その不快感に為す術も無く胃の中のそれをずるり、と吐き出す。

それはまるで、蛇の様な、蛙の様な。

その酷い惨状を静かに眺めていた。

ハリーの惨状に怯え、恐怖し潤んだ瞳が、この期に及んで良く見える。

心此処に非ず。

まるで白黒の無声劇を直接脳に流し込まれている様な。

 

あぁ。

眠い。

眠い。

眠い。

あぁ。

痛い。

 

 

 

________________________________________________________________________________________

 

揺れるベビーベッドに静かに静かに横たわる幼年の少女を抱き上げる。

 

赤ん坊とも言える年端のいかぬ幼女は静か静かに息を吐く。

 

その眼を数度瞬かせれば、隣にある人の気配に気付き、胸の上に綺麗に組んでいた手を解く。

 

ゆっくりと身体を起こせば、寝惚け眼の青とも赤とも取れぬ不思議な色合いの瞳を向けながら首を傾げ、薄い小さな唇を動かす。

 

まるで、時が止まったようだった。

 

涙が、頬を伝った。

 

____________________________________________________________________________________

 

何だったんだろうか。

疑問が頭を全て毒し終わった後、カーテンの隙間から差し込む朝の日差しに、私はすっかり目覚めさせられた。

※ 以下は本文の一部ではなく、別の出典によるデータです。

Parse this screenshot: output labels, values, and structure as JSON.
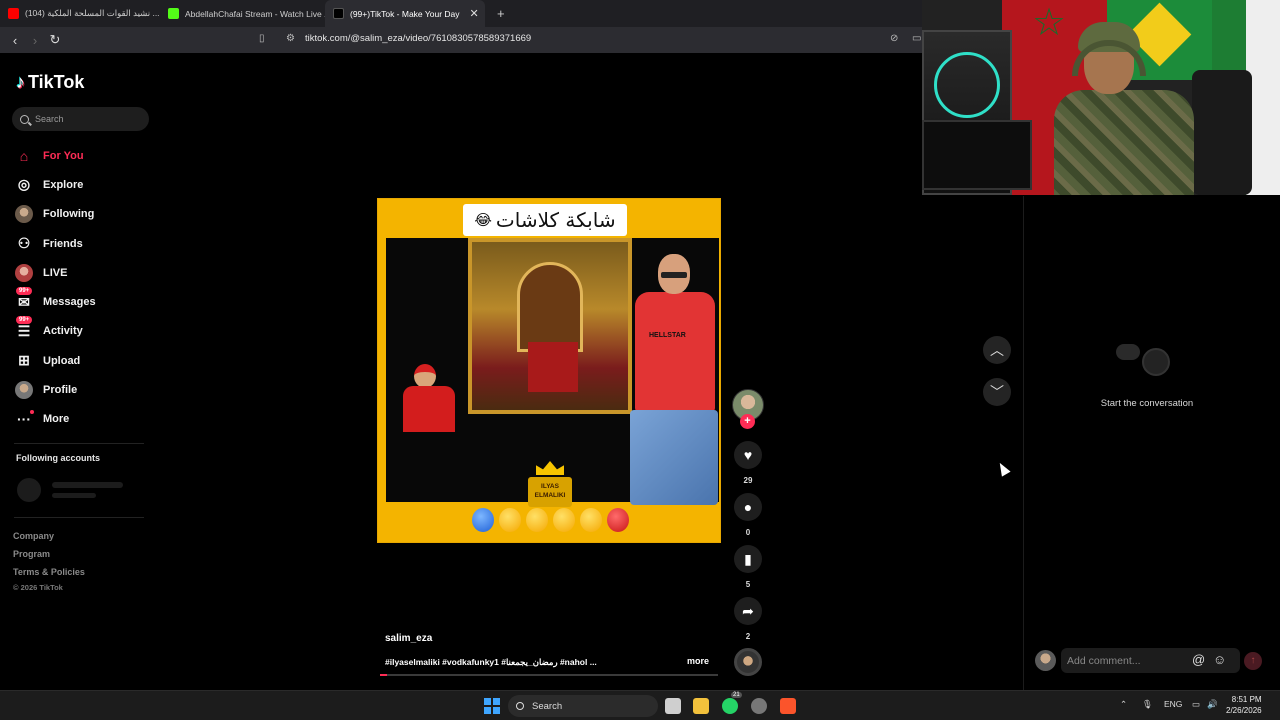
{
  "browser": {
    "tabs": [
      {
        "title": "(104) نشيد القوات المسلحة الملكية ...",
        "favicon_color": "#ff0000",
        "active": false
      },
      {
        "title": "AbdellahChafai Stream - Watch Live ...",
        "favicon_color": "#53fc18",
        "active": false
      },
      {
        "title": "(99+)TikTok - Make Your Day",
        "favicon_color": "#000000",
        "active": true
      }
    ],
    "close_glyph": "✕",
    "new_tab_glyph": "+",
    "back_icon": "‹",
    "forward_icon": "›",
    "reload_icon": "↻",
    "url": "tiktok.com/@salim_eza/video/7610830578589371669"
  },
  "sidebar": {
    "logo_text": "TikTok",
    "search_placeholder": "Search",
    "items": [
      {
        "label": "For You",
        "icon": "home-icon",
        "glyph": "⌂",
        "active": true
      },
      {
        "label": "Explore",
        "icon": "compass-icon",
        "glyph": "◎"
      },
      {
        "label": "Following",
        "icon": "following-avatar-icon",
        "glyph": ""
      },
      {
        "label": "Friends",
        "icon": "friends-icon",
        "glyph": "⚇"
      },
      {
        "label": "LIVE",
        "icon": "live-avatar-icon",
        "glyph": ""
      },
      {
        "label": "Messages",
        "icon": "messages-icon",
        "glyph": "✉",
        "badge": "99+"
      },
      {
        "label": "Activity",
        "icon": "activity-icon",
        "glyph": "☰",
        "badge": "99+"
      },
      {
        "label": "Upload",
        "icon": "upload-icon",
        "glyph": "⊞"
      },
      {
        "label": "Profile",
        "icon": "profile-avatar-icon",
        "glyph": ""
      },
      {
        "label": "More",
        "icon": "more-icon",
        "glyph": "···",
        "dot": true
      }
    ],
    "following_accounts_title": "Following accounts",
    "footer": [
      "Company",
      "Program",
      "Terms & Policies"
    ],
    "copyright": "© 2026 TikTok"
  },
  "video": {
    "overlay_title": "شابكة كلاشات",
    "overlay_emoji": "😂",
    "watermark": "ILYAS ELMALIKI",
    "author": "salim_eza",
    "caption": "#ilyaselmaliki #vodkafunky1 #رمضان_يجمعنا #nahol ...",
    "more_label": "more",
    "progress": 0.02
  },
  "actions": {
    "likes": "29",
    "comments": "0",
    "saves": "5",
    "shares": "2"
  },
  "comments_panel": {
    "empty_text": "Start the conversation",
    "input_placeholder": "Add comment...",
    "mention_icon": "@",
    "emoji_icon": "☺",
    "post_icon": "↑"
  },
  "taskbar": {
    "search_label": "Search",
    "whatsapp_badge": "21",
    "language": "ENG",
    "time": "8:51 PM",
    "date": "2/26/2026"
  },
  "colors": {
    "accent": "#fe2c55",
    "background": "#000000"
  }
}
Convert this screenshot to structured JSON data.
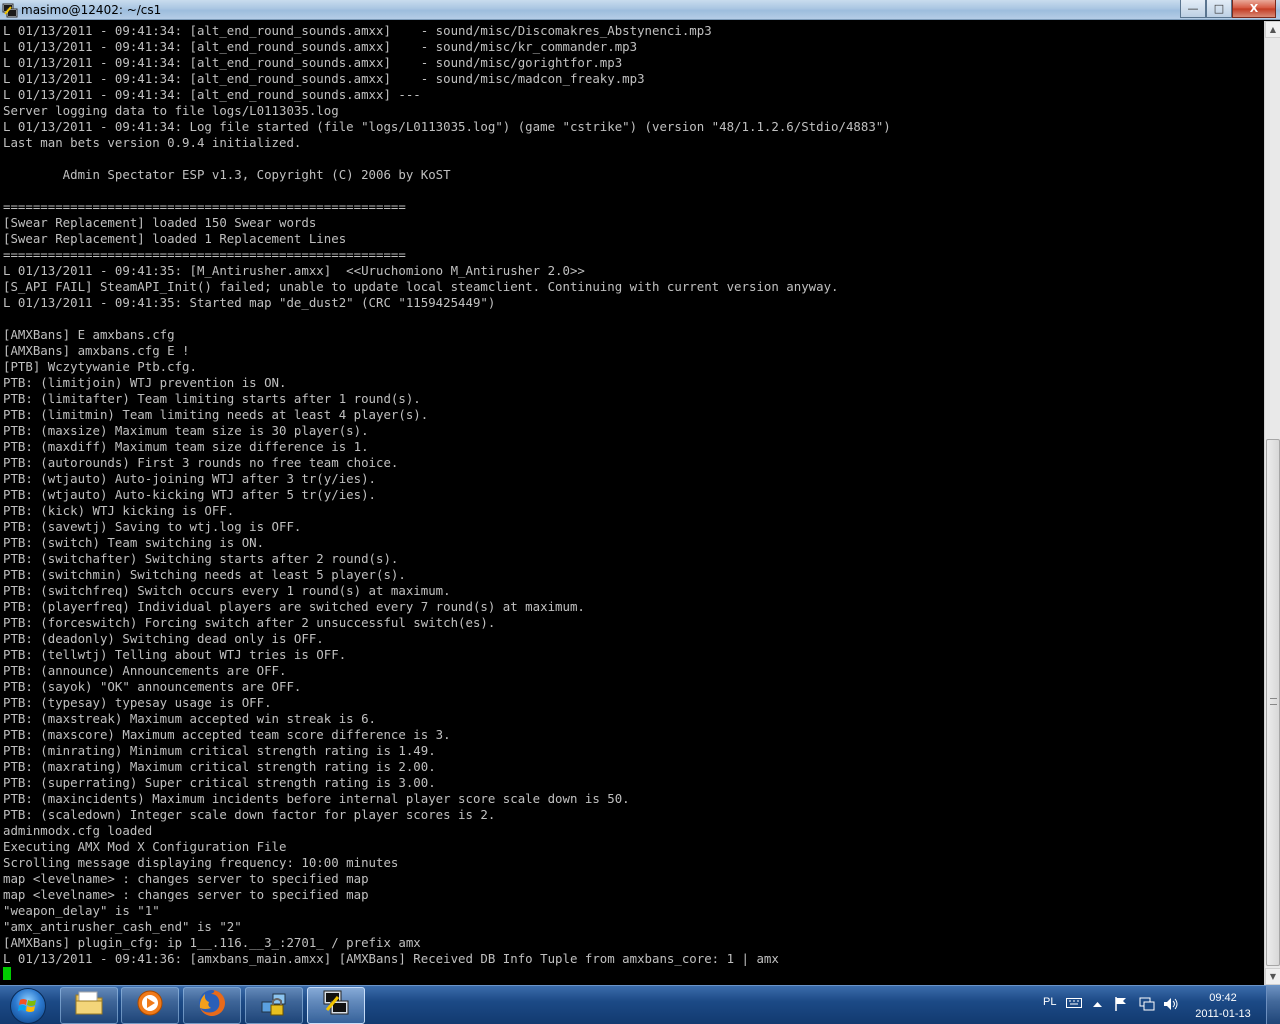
{
  "window": {
    "title": "masimo@12402: ~/cs1",
    "buttons": {
      "minimize": "—",
      "maximize": "□",
      "close": "X"
    }
  },
  "terminal": {
    "lines": [
      "L 01/13/2011 - 09:41:34: [alt_end_round_sounds.amxx]    - sound/misc/Discomakres_Abstynenci.mp3",
      "L 01/13/2011 - 09:41:34: [alt_end_round_sounds.amxx]    - sound/misc/kr_commander.mp3",
      "L 01/13/2011 - 09:41:34: [alt_end_round_sounds.amxx]    - sound/misc/gorightfor.mp3",
      "L 01/13/2011 - 09:41:34: [alt_end_round_sounds.amxx]    - sound/misc/madcon_freaky.mp3",
      "L 01/13/2011 - 09:41:34: [alt_end_round_sounds.amxx] ---",
      "Server logging data to file logs/L0113035.log",
      "L 01/13/2011 - 09:41:34: Log file started (file \"logs/L0113035.log\") (game \"cstrike\") (version \"48/1.1.2.6/Stdio/4883\")",
      "Last man bets version 0.9.4 initialized.",
      "",
      "        Admin Spectator ESP v1.3, Copyright (C) 2006 by KoST",
      "",
      "======================================================",
      "[Swear Replacement] loaded 150 Swear words",
      "[Swear Replacement] loaded 1 Replacement Lines",
      "======================================================",
      "L 01/13/2011 - 09:41:35: [M_Antirusher.amxx]  <<Uruchomiono M_Antirusher 2.0>>",
      "[S_API FAIL] SteamAPI_Init() failed; unable to update local steamclient. Continuing with current version anyway.",
      "L 01/13/2011 - 09:41:35: Started map \"de_dust2\" (CRC \"1159425449\")",
      "",
      "[AMXBans] E amxbans.cfg",
      "[AMXBans] amxbans.cfg E !",
      "[PTB] Wczytywanie Ptb.cfg.",
      "PTB: (limitjoin) WTJ prevention is ON.",
      "PTB: (limitafter) Team limiting starts after 1 round(s).",
      "PTB: (limitmin) Team limiting needs at least 4 player(s).",
      "PTB: (maxsize) Maximum team size is 30 player(s).",
      "PTB: (maxdiff) Maximum team size difference is 1.",
      "PTB: (autorounds) First 3 rounds no free team choice.",
      "PTB: (wtjauto) Auto-joining WTJ after 3 tr(y/ies).",
      "PTB: (wtjauto) Auto-kicking WTJ after 5 tr(y/ies).",
      "PTB: (kick) WTJ kicking is OFF.",
      "PTB: (savewtj) Saving to wtj.log is OFF.",
      "PTB: (switch) Team switching is ON.",
      "PTB: (switchafter) Switching starts after 2 round(s).",
      "PTB: (switchmin) Switching needs at least 5 player(s).",
      "PTB: (switchfreq) Switch occurs every 1 round(s) at maximum.",
      "PTB: (playerfreq) Individual players are switched every 7 round(s) at maximum.",
      "PTB: (forceswitch) Forcing switch after 2 unsuccessful switch(es).",
      "PTB: (deadonly) Switching dead only is OFF.",
      "PTB: (tellwtj) Telling about WTJ tries is OFF.",
      "PTB: (announce) Announcements are OFF.",
      "PTB: (sayok) \"OK\" announcements are OFF.",
      "PTB: (typesay) typesay usage is OFF.",
      "PTB: (maxstreak) Maximum accepted win streak is 6.",
      "PTB: (maxscore) Maximum accepted team score difference is 3.",
      "PTB: (minrating) Minimum critical strength rating is 1.49.",
      "PTB: (maxrating) Maximum critical strength rating is 2.00.",
      "PTB: (superrating) Super critical strength rating is 3.00.",
      "PTB: (maxincidents) Maximum incidents before internal player score scale down is 50.",
      "PTB: (scaledown) Integer scale down factor for player scores is 2.",
      "adminmodx.cfg loaded",
      "Executing AMX Mod X Configuration File",
      "Scrolling message displaying frequency: 10:00 minutes",
      "map <levelname> : changes server to specified map",
      "map <levelname> : changes server to specified map",
      "\"weapon_delay\" is \"1\"",
      "\"amx_antirusher_cash_end\" is \"2\"",
      "[AMXBans] plugin_cfg: ip 1__.116.__3_:2701_ / prefix amx",
      "L 01/13/2011 - 09:41:36: [amxbans_main.amxx] [AMXBans] Received DB Info Tuple from amxbans_core: 1 | amx"
    ],
    "colors": {
      "background": "#000000",
      "text": "#c0c0c0",
      "cursor": "#00cc00"
    }
  },
  "scrollbar": {
    "up_arrow": "▲",
    "down_arrow": "▼"
  },
  "taskbar": {
    "apps": [
      {
        "name": "Windows Explorer",
        "icon": "folder-icon"
      },
      {
        "name": "Windows Media Player",
        "icon": "media-player-icon"
      },
      {
        "name": "Firefox",
        "icon": "firefox-icon"
      },
      {
        "name": "Network tool",
        "icon": "lock-network-icon"
      },
      {
        "name": "PuTTY",
        "icon": "putty-icon"
      }
    ],
    "tray": {
      "language": "PL",
      "time": "09:42",
      "date": "2011-01-13"
    }
  }
}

少しも呆ける隙もなく、枕元に置いてある時計に目を遣る。 見れば、七時三十分を少しばかり回ったところだ。ベル機能を使わない私は常に自分の感覚で起床している。

今日は休日。

もう少し寝坊しても問題ないが、気分が良いうちに、と体を起こし、洗面所に向かう。

顔を洗い、歯を軽く磨き、ぼさぼさの銀髪を手櫛でさっと整える。鏡に映る寝惚けた自分の顔は何処かしょぼくれていて、顰めっ面だ。目の下に隈が有るし、何より白過ぎる肌は万人受けはしないだろう。

 

だけれど私は、何とはなしにこの顔が嫌いではなかった。

 

 

草臥れた何時もの着慣れた濃紺色の修道服に袖を通せば、窓から見える色彩しかない景色に顔を顰め、カーテンを閉めた。部屋の年季の入った黒光りするドアを開け、質素に作られた廊下の木材を軋ませながら中庭へと出る為の硝子戸へと向かう。

 

すれば、一人の見慣れた人影を視界が掠め。

 

「お早うございます、シスター」

「あら、レイラ。お早う、いい夢は見れたかしら?」

何気無い会話、朝の日課。

 

目を細め微笑み掛けてくる老女に微笑み返し、少しばかりの吐息を吐く。

 

「今日の主役は貴女なのよ?溜め息なんか吐かないで。」

 

あぁ、そう言えば。今日は私の11歳の誕生日だったか。

興味が無いから忘れていた。

 

「はい、解っています。すみません、変な夢を見た気がして。」

 

何時もの様に伊達に綺麗じゃないツラで外面を作れば、彼女は満足そうに皺を深くし慈愛と博愛を持って笑いかけてくれる。素敵なシスター、お慕い申し上げております。なんて。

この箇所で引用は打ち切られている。